Science has journals. Law has case law. Software has git. Every serious discipline has infrastructure that turns individual effort into cumulative progress. One scientist dies, but their papers survive. One judge retires, but their rulings become precedent.
The problem
Knowledge work in the AI era has no equivalent. Strategy sessions with Claude. Research deep-dives with ChatGPT. Debugging marathons with Claude Code. Architecture discussions with Gemini. A million tokens of reasoning, gone when the session ends. The next conversation starts from scratch. No way to build on what came before.
This isn't a storage problem. It's a publishing problem. What's missing isn't bigger context windows. It's better publishing - the infrastructure that turns one session's thinking into context the next session can build on.
Our thesis
We build for the edge. The people who push AI tools harder than anyone thought reasonable. The ones spending thousands on tokens, running agent stacks, treating AI as infrastructure for thinking - not a toy. They expect a lot from these systems, and they know when something is watered down.
Nessie makes your thinking legible to every AI you use. We sync conversations automatically across ChatGPT, Claude, Gemini, Perplexity, Claude Code, OpenClaw, Cowork, and Codex - and structure them into context that humans can scan and agents can query. Full CLI and MCP access. Open infrastructure, not a closed workspace.
The line between consumer and developer infrastructure is disappearing. The people who use AI most seriously are both consumers and operators. They use Claude Code all day and ChatGPT in the evening. They run their own agent harnesses and also think out loud in voice conversations with Gemini. They need infrastructure that meets them everywhere they think - not another workspace to move into.
Design philosophy
We don't offload taste to the user
Organization is our job, not yours. What gets structured, what's stale, what context to surface, what matters and what doesn't - Nessie decides. Every tool in the knowledge management space gives you building blocks and says "design the system yourself." We designed the system. That's the product.
Contexts are living artifacts, not snapshots
A context that was useful last week might be stale today. Freshness, provenance, and correction propagation are our problem to solve - the user shouldn't have to audit their own context layer. Nessie should know what each claim came from, what superseded it, and when to surface uncertainty.
Meet people where they already think
We don't try to become your AI tool. You think in ChatGPT, Claude, Gemini, Claude Code - wherever you already are. Nessie is the layer above, not another surface competing for your attention. And within this wedge - AI conversations - we capture everything. Every provider, every conversation, every agent session. Because 80% of the picture is 5x worse than 100%.

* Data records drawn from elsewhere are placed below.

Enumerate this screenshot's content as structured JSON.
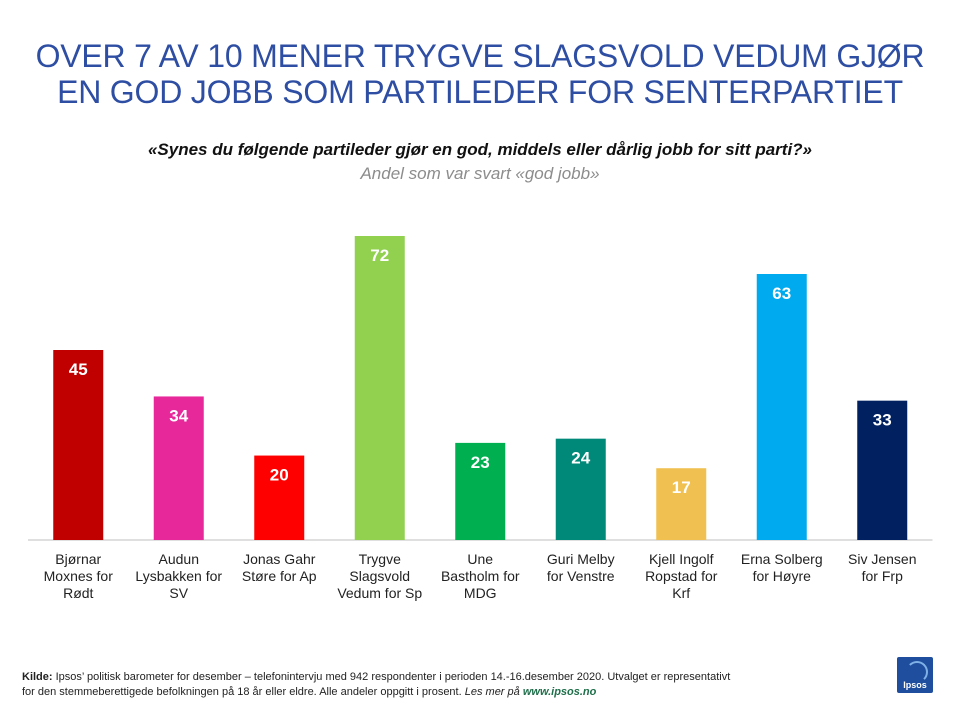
{
  "title_lines": [
    "OVER 7 AV 10 MENER TRYGVE SLAGSVOLD VEDUM GJØR",
    "EN GOD JOBB SOM PARTILEDER FOR SENTERPARTIET"
  ],
  "question": "«Synes du følgende partileder gjør en god, middels eller dårlig jobb for sitt parti?»",
  "subtitle": "Andel som var svart «god jobb»",
  "chart_data": {
    "type": "bar",
    "title": "OVER 7 AV 10 MENER TRYGVE SLAGSVOLD VEDUM GJØR EN GOD JOBB SOM PARTILEDER FOR SENTERPARTIET",
    "xlabel": "",
    "ylabel": "",
    "ylim": [
      0,
      75
    ],
    "grid": false,
    "legend": "none",
    "categories": [
      [
        "Bjørnar",
        "Moxnes for",
        "Rødt"
      ],
      [
        "Audun",
        "Lysbakken for",
        "SV"
      ],
      [
        "Jonas Gahr",
        "Støre for Ap"
      ],
      [
        "Trygve",
        "Slagsvold",
        "Vedum for Sp"
      ],
      [
        "Une",
        "Bastholm for",
        "MDG"
      ],
      [
        "Guri Melby",
        "for Venstre"
      ],
      [
        "Kjell Ingolf",
        "Ropstad for",
        "Krf"
      ],
      [
        "Erna Solberg",
        "for Høyre"
      ],
      [
        "Siv Jensen",
        "for Frp"
      ]
    ],
    "values": [
      45,
      34,
      20,
      72,
      23,
      24,
      17,
      63,
      33
    ],
    "colors": [
      "#c00000",
      "#e6289b",
      "#ff0000",
      "#92d050",
      "#00b050",
      "#008878",
      "#f0c050",
      "#00aaee",
      "#002060"
    ],
    "axis_color": "#bfbfbf"
  },
  "source": {
    "label": "Kilde:",
    "text_line1": " Ipsos’ politisk barometer for desember – telefonintervju  med 942 respondenter i perioden 14.-16.desember 2020. Utvalget er representativt",
    "text_line2": "for den stemmeberettigede befolkningen  på 18 år eller eldre. Alle andeler oppgitt i prosent. ",
    "more": "Les mer på ",
    "link": "www.ipsos.no"
  },
  "logo": {
    "text": "Ipsos",
    "color": "#1f4e9e"
  }
}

Design for both humans and agents
Every artifact Nessie produces should be readable by a person scanning it and queryable by an agent that needs the context. The format is the protocol. This is how the product scales from one person with a few AI tools to one person with 500 agents - without a redesign.
Where this goes
Knowledge work is about to restructure around AI the way software development restructured around git. Before git, code lived on individual machines. After git, every change was versioned, attributable, and composable across teams. Git didn't start as enterprise infrastructure. It started as one person's tool for tracking their own work. Then it became the substrate for all of software.
AI-native work is at the "before git" stage. Your reasoning lives in chat sessions that evaporate. Your decisions have no version history. Your context can't compose with anyone else's. The infrastructure for cumulative AI-native knowledge work doesn't exist yet.
Nessie starts where thinking actually happens: individual AI conversations. One person, a few AI tools, thinking that compounds. But the primitives we're building - reliable recall, structured entities, source attribution, trajectory tracking, and artifacts readable by both humans and agents - are the same primitives a team of 5 humans and 50 agents would need to stay coherent.
We think the context layer for knowledge work has to be built for a new category of companies - AI-native, small, fast-moving, where the stack is entirely in AI from day one. It's not just a software problem. It's a political and ambient problem. But a more distributed org structure has a better shot at it. That's why we start with the individual and scale through use, not through procurement.
The current approach - connect Slack, Notion, and email from the top down and hope synthesis happens - gets the direction of adoption backwards. The actual thinking now happens in AI conversations, not in documents and workspaces. Those conversations are private, personal, scattered across providers. No IT team is going to index them. The context layer has to start where the thinking starts.
Nessie starts by making individual thinking legible. It scales into an orchestration layer: agents query grounded context, corrections propagate, stale claims get surfaced, and the system maintains itself in the background. We are building the infrastructure for cumulative AI-native knowledge work from the bottom up.